İnsan içindir gönlün kırılması, kalbin darılması. Kendimizde, içimizde bir yerlerde olup bitene, mevcudata dair hisler, duygular, kanaatler, fikirler, zanlar… oluşturur ve barındırırız. Bazen kalpte, bazen zihinde, bazen akılda, bazen gönülde, bazen bilemediğimiz yerde… tesirini gördüğümüz, gösterdiğimiz şeylere sahip yaşarız.

Tüm bu sahip olduklarımız hayatımızın nitel ve nicel belirlenimlerinde etkin olurlar.

Bakış açısı sadece gözün sahip olduğu kabiliyetle, yetenekle belirlenmez. Aynı zamanda gözün baktığını görme, gördüğünü anlamlandırma süreçlerinde insanın başka keyfiyetlerinin de devreye girmesi söz konusudur.

Göz kilometrelerce uzaklığı her boyutuyla görebilme ameliyesini gerçekleştirebilirken, önüne gelen bir çöp onun kilometrelerce uzağa erişebilen kabiliyetini kullanılamaz, işlevsiz hale getirebilir. 

Yeteneği binlerce metreyi görebilme olan göz, önüne gelen santimetrelik çalıyla baktığını göremez hale gelebilir, kilometrelerce değil önünü dahi göremez olabilir. Yada bir takım yardımcı aletlerle kendi kabiliyetini geliştirebilir yeteneğini arttırabilir.
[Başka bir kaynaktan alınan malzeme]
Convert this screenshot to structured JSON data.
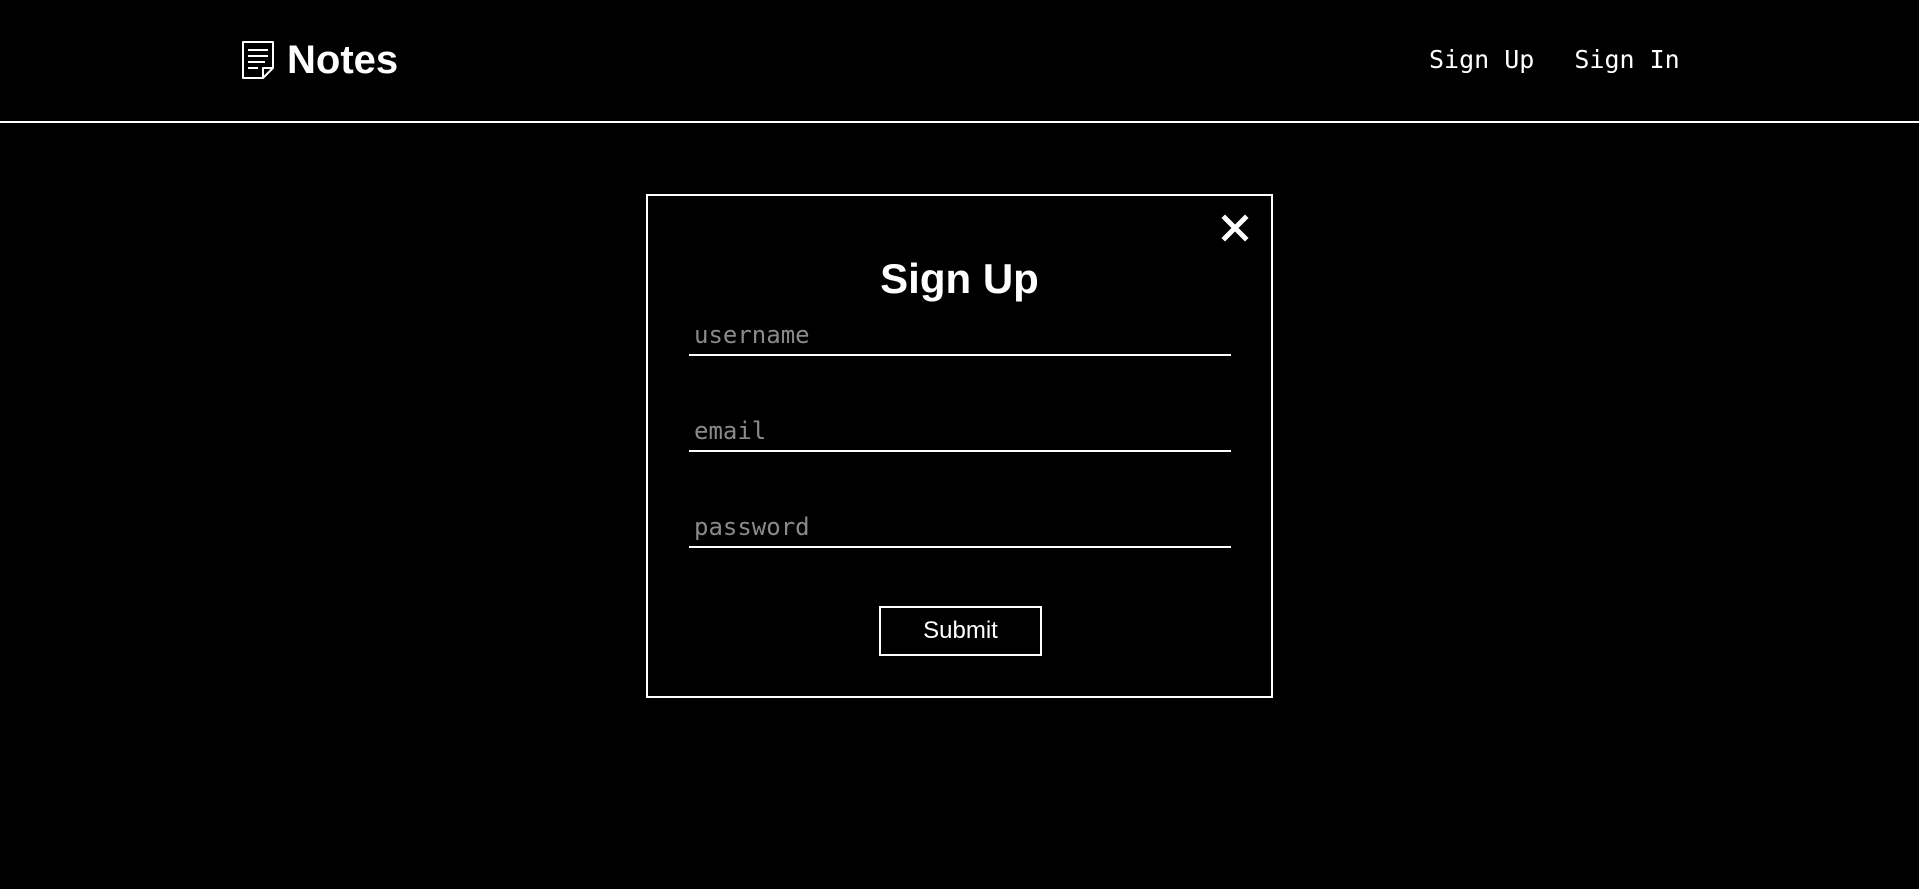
{
  "header": {
    "brand_icon": "note-icon",
    "brand_title": "Notes",
    "nav": {
      "sign_up_label": "Sign Up",
      "sign_in_label": "Sign In"
    }
  },
  "modal": {
    "close_icon": "close-icon",
    "title": "Sign Up",
    "fields": {
      "username_placeholder": "username",
      "username_value": "",
      "email_placeholder": "email",
      "email_value": "",
      "password_placeholder": "password",
      "password_value": ""
    },
    "submit_label": "Submit"
  },
  "colors": {
    "background": "#000000",
    "foreground": "#ffffff",
    "placeholder": "#8a8a8a"
  }
}
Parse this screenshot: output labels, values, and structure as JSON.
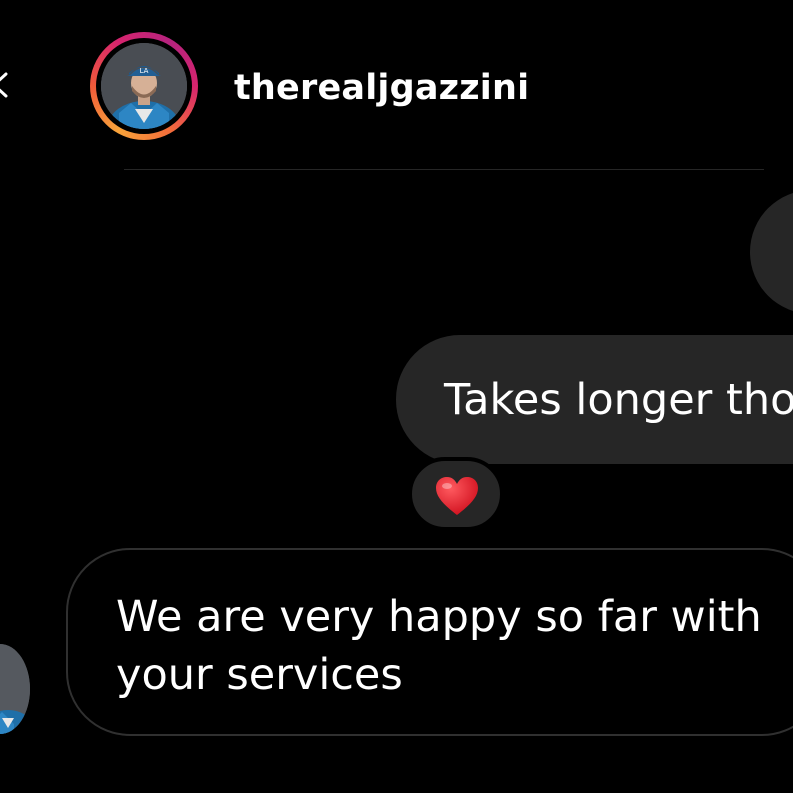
{
  "header": {
    "back_icon": "back-arrow-icon",
    "username": "therealjgazzini",
    "avatar": "profile-photo"
  },
  "messages": [
    {
      "direction": "sent",
      "text": "Takes longer tho",
      "reaction": "red-heart"
    },
    {
      "direction": "received",
      "text": "We are very happy so far with your services"
    }
  ],
  "colors": {
    "background": "#000000",
    "bubble": "#262626",
    "received_border": "#303030",
    "text": "#ffffff",
    "heart": "#e0202f",
    "story_ring": [
      "#f8a33a",
      "#d6246e"
    ]
  }
}
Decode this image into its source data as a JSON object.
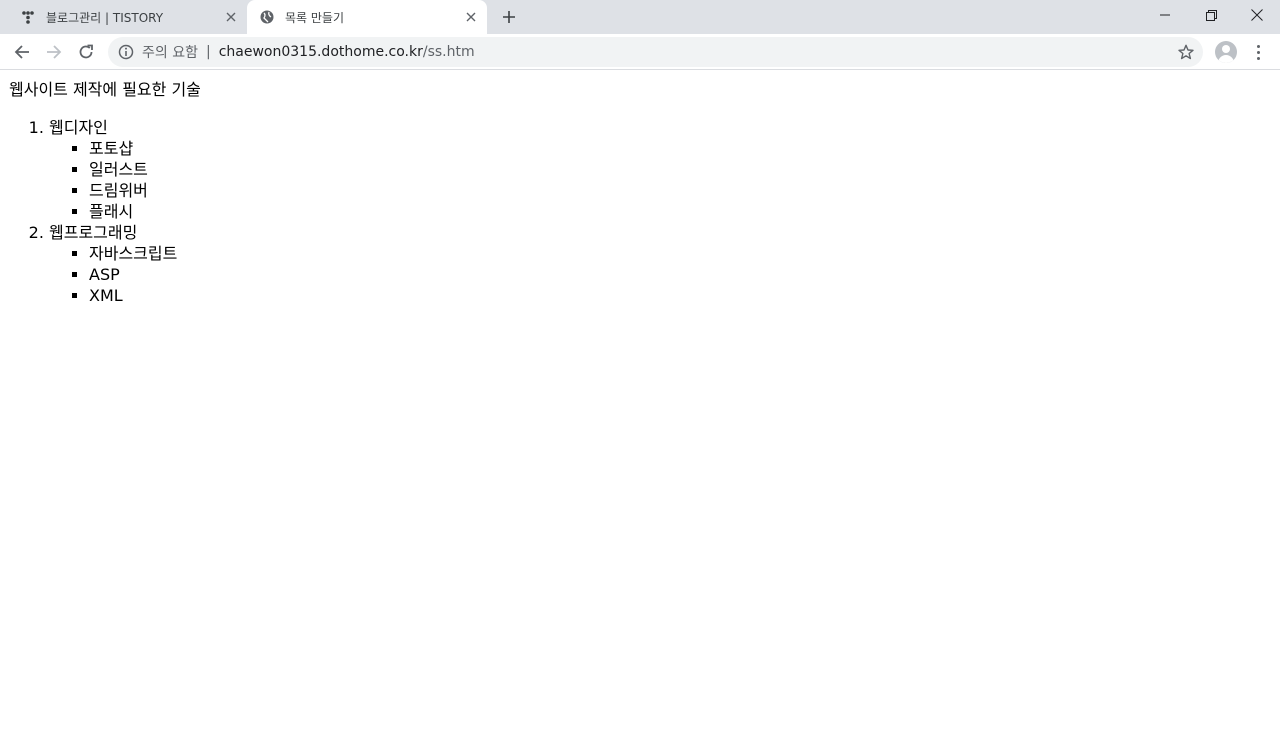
{
  "browser": {
    "tabs": [
      {
        "title": "블로그관리 | TISTORY",
        "icon": "tistory-icon",
        "active": false
      },
      {
        "title": "목록 만들기",
        "icon": "globe-icon",
        "active": true
      }
    ],
    "address": {
      "warning": "주의 요함",
      "separator": "|",
      "host": "chaewon0315.dothome.co.kr",
      "path": "/ss.htm"
    }
  },
  "page": {
    "heading": "웹사이트 제작에 필요한 기술",
    "list": [
      {
        "label": "웹디자인",
        "items": [
          "포토샵",
          "일러스트",
          "드림위버",
          "플래시"
        ]
      },
      {
        "label": "웹프로그래밍",
        "items": [
          "자바스크립트",
          "ASP",
          "XML"
        ]
      }
    ]
  },
  "colors": {
    "tabstrip": "#dee1e6",
    "omnibox": "#f1f3f4",
    "icon": "#5f6368"
  }
}
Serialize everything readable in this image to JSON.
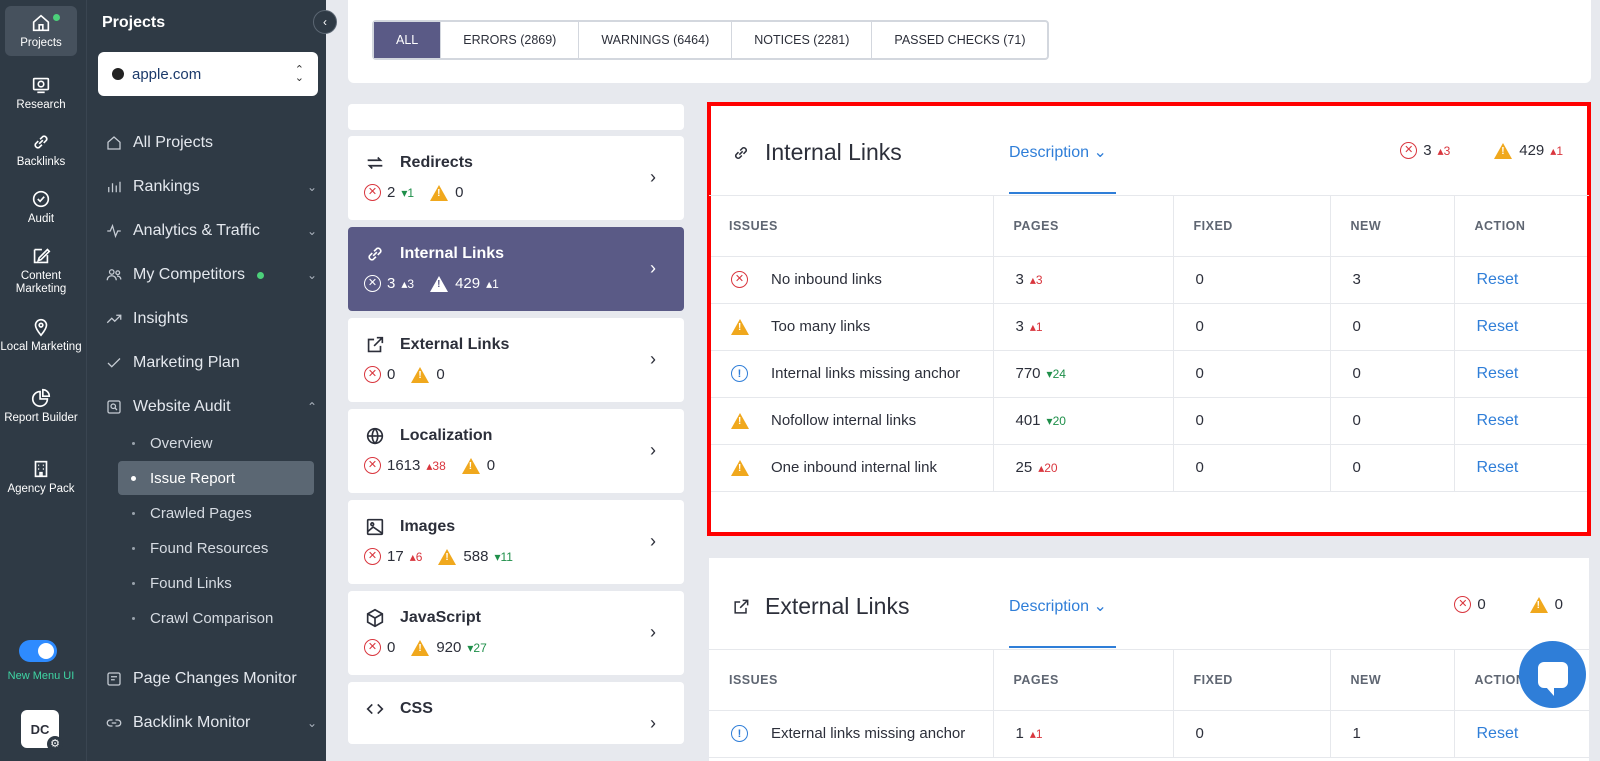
{
  "rail": {
    "items": [
      {
        "label": "Projects",
        "icon": "home-icon"
      },
      {
        "label": "Research",
        "icon": "research-icon"
      },
      {
        "label": "Backlinks",
        "icon": "link-icon"
      },
      {
        "label": "Audit",
        "icon": "check-circle-icon"
      },
      {
        "label": "Content Marketing",
        "icon": "edit-icon"
      },
      {
        "label": "Local Marketing",
        "icon": "map-pin-icon"
      },
      {
        "label": "Report Builder",
        "icon": "pie-chart-icon"
      },
      {
        "label": "Agency Pack",
        "icon": "building-icon"
      }
    ],
    "toggle_label": "New Menu UI",
    "avatar": "DC"
  },
  "sidebar": {
    "title": "Projects",
    "project": "apple.com",
    "items": [
      {
        "label": "All Projects"
      },
      {
        "label": "Rankings"
      },
      {
        "label": "Analytics & Traffic"
      },
      {
        "label": "My Competitors"
      },
      {
        "label": "Insights"
      },
      {
        "label": "Marketing Plan"
      },
      {
        "label": "Website Audit"
      },
      {
        "label": "Page Changes Monitor"
      },
      {
        "label": "Backlink Monitor"
      }
    ],
    "subitems": [
      {
        "label": "Overview"
      },
      {
        "label": "Issue Report"
      },
      {
        "label": "Crawled Pages"
      },
      {
        "label": "Found Resources"
      },
      {
        "label": "Found Links"
      },
      {
        "label": "Crawl Comparison"
      }
    ]
  },
  "filters": [
    "ALL",
    "ERRORS (2869)",
    "WARNINGS (6464)",
    "NOTICES (2281)",
    "PASSED CHECKS (71)"
  ],
  "categories": [
    {
      "name": "Redirects",
      "errors": "2",
      "err_delta": "1",
      "warnings": "0"
    },
    {
      "name": "Internal Links",
      "errors": "3",
      "err_delta": "3",
      "warnings": "429",
      "warn_delta": "1"
    },
    {
      "name": "External Links",
      "errors": "0",
      "warnings": "0"
    },
    {
      "name": "Localization",
      "errors": "1613",
      "err_delta": "38",
      "warnings": "0"
    },
    {
      "name": "Images",
      "errors": "17",
      "err_delta": "6",
      "warnings": "588",
      "warn_delta": "11"
    },
    {
      "name": "JavaScript",
      "errors": "0",
      "warnings": "920",
      "warn_delta": "27"
    },
    {
      "name": "CSS"
    }
  ],
  "panel_internal": {
    "title": "Internal Links",
    "description": "Description",
    "errors": "3",
    "err_delta": "3",
    "warnings": "429",
    "warn_delta": "1",
    "headers": [
      "ISSUES",
      "PAGES",
      "FIXED",
      "NEW",
      "ACTION"
    ],
    "rows": [
      {
        "issue": "No inbound links",
        "pages": "3",
        "delta": "3",
        "fixed": "0",
        "new": "3",
        "action": "Reset"
      },
      {
        "issue": "Too many links",
        "pages": "3",
        "delta": "1",
        "fixed": "0",
        "new": "0",
        "action": "Reset"
      },
      {
        "issue": "Internal links missing anchor",
        "pages": "770",
        "delta": "24",
        "fixed": "0",
        "new": "0",
        "action": "Reset"
      },
      {
        "issue": "Nofollow internal links",
        "pages": "401",
        "delta": "20",
        "fixed": "0",
        "new": "0",
        "action": "Reset"
      },
      {
        "issue": "One inbound internal link",
        "pages": "25",
        "delta": "20",
        "fixed": "0",
        "new": "0",
        "action": "Reset"
      }
    ]
  },
  "panel_external": {
    "title": "External Links",
    "description": "Description",
    "errors": "0",
    "warnings": "0",
    "headers": [
      "ISSUES",
      "PAGES",
      "FIXED",
      "NEW",
      "ACTION"
    ],
    "rows": [
      {
        "issue": "External links missing anchor",
        "pages": "1",
        "delta": "1",
        "fixed": "0",
        "new": "1",
        "action": "Reset"
      }
    ]
  },
  "colors": {
    "accent": "#5a5a86",
    "link": "#2f7ed8",
    "error": "#d9363e",
    "warning": "#f0a81d",
    "highlight": "#ff0000"
  }
}
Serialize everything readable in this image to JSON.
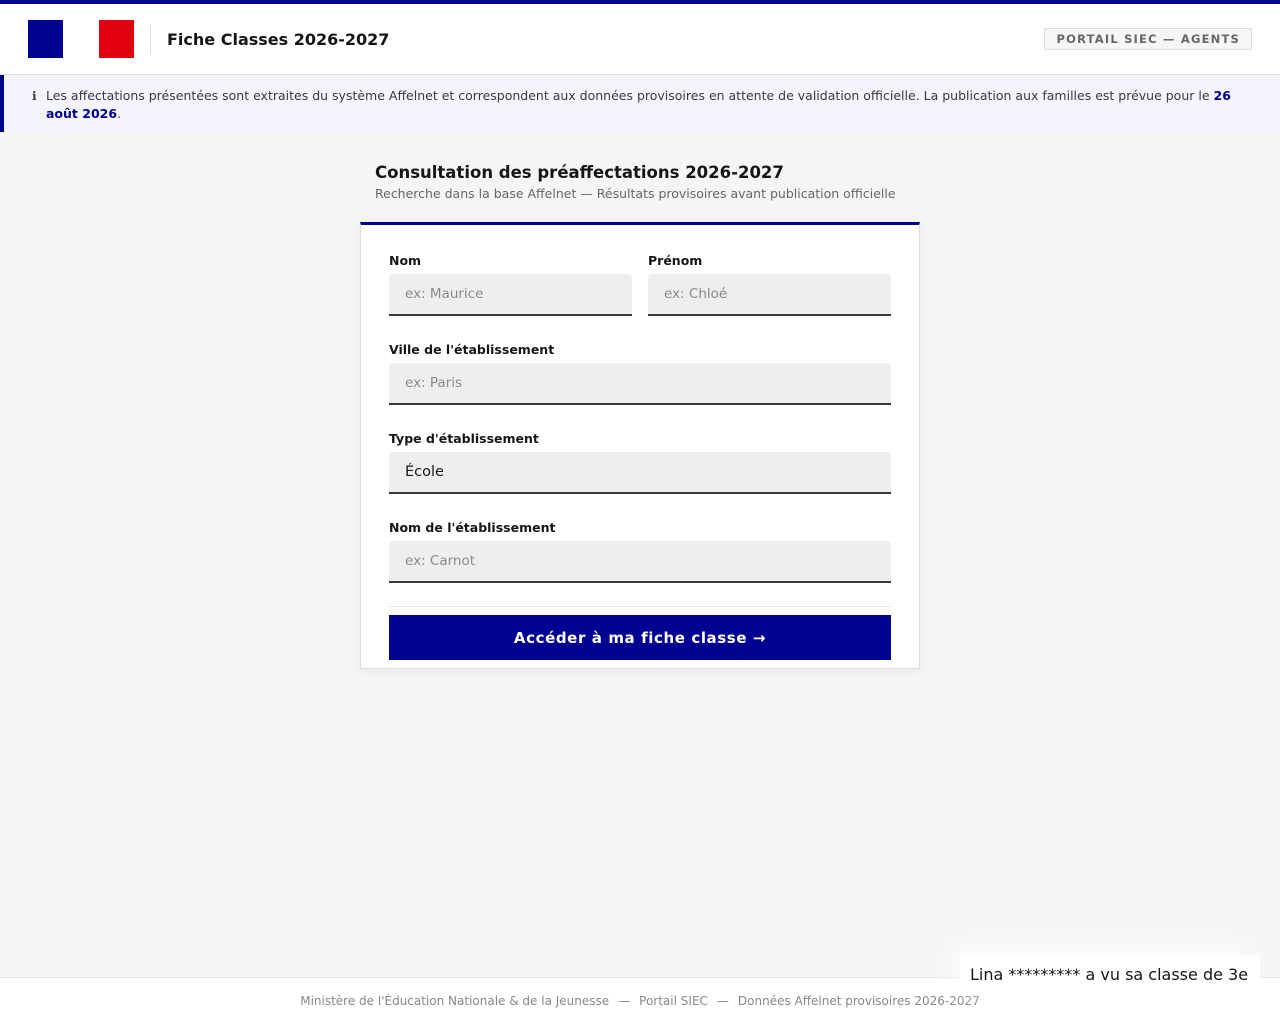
{
  "header": {
    "title": "Fiche Classes 2026-2027",
    "badge": "PORTAIL SIEC — AGENTS",
    "flag_colors": [
      "#000091",
      "#ffffff",
      "#e1000f"
    ]
  },
  "notice": {
    "icon": "info-icon",
    "text": "Les affectations présentées sont extraites du système Affelnet et correspondent aux données provisoires en attente de validation officielle. La publication aux familles est prévue pour le ",
    "date": "26 août 2026",
    "end": "."
  },
  "page": {
    "title": "Consultation des préaffectations 2026-2027",
    "subtitle": "Recherche dans la base Affelnet — Résultats provisoires avant publication officielle"
  },
  "form": {
    "nom": {
      "label": "Nom",
      "placeholder": "ex: Maurice",
      "value": ""
    },
    "prenom": {
      "label": "Prénom",
      "placeholder": "ex: Chloé",
      "value": ""
    },
    "ville": {
      "label": "Ville de l'établissement",
      "placeholder": "ex: Paris",
      "value": ""
    },
    "type": {
      "label": "Type d'établissement",
      "value": "École"
    },
    "etablissement": {
      "label": "Nom de l'établissement",
      "placeholder": "ex: Carnot",
      "value": ""
    },
    "submit": "Accéder à ma fiche classe →"
  },
  "footer": {
    "items": [
      "Ministère de l'Éducation Nationale & de la Jeunesse",
      "Portail SIEC",
      "Données Affelnet provisoires 2026-2027"
    ],
    "separator": "—"
  },
  "toast": {
    "text": "Lina ********* a vu sa classe de 3e"
  },
  "colors": {
    "accent": "#000091",
    "red": "#e1000f",
    "background": "#f5f5f5"
  }
}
Bakamaz, göremez hale gelişi hem gözün ferini kaybetmesinden, hem yukarıda zikrettiğimiz önüne gelen sütrelerden, hem de kabiliyeti için muhtaç olduğu ışığın bulunmamasında kaynaklanır. 

Var olmanın yeterli değil, o varlığın var kılınış nedenini gereğince yerine getirebilme imkanına/ın da kavuşması, mevcuda verilmesi gerekir hakikati ortadadır.

Yine göz hiçbir mani olmasa da kendinden uzaklaştıkça görebilmedeki kabiliyeti zayıflar. Mevcudu, biçimleri, suretleri, maddeleri, varlıkları… gerçekliklerine mutabık olarak göremez hale gelir. Mesafe gözün kabiliyetini sınırlar.

Göz için söylediklerimiz alemi/mevcudatı bilmemiz, görmemiz, anlamamız, hissetmemiz, işitmemiz, fark etmemiz, akıl etmemiz… süreçlerinde kullandığımız maddi manevi tüm organlarımız meleklerimiz için de azıyla değil fazlasıyla zikredilebilir hakikatlerdir.  Göz diğer duyularımızı, onların yerine gönlü, gönül yerine aklı, akıl yerine kalbi, kalp yerine zekayı koyarak da zikredilenleri okumak kendimizi tanıma yolunda yardımcı olabilir.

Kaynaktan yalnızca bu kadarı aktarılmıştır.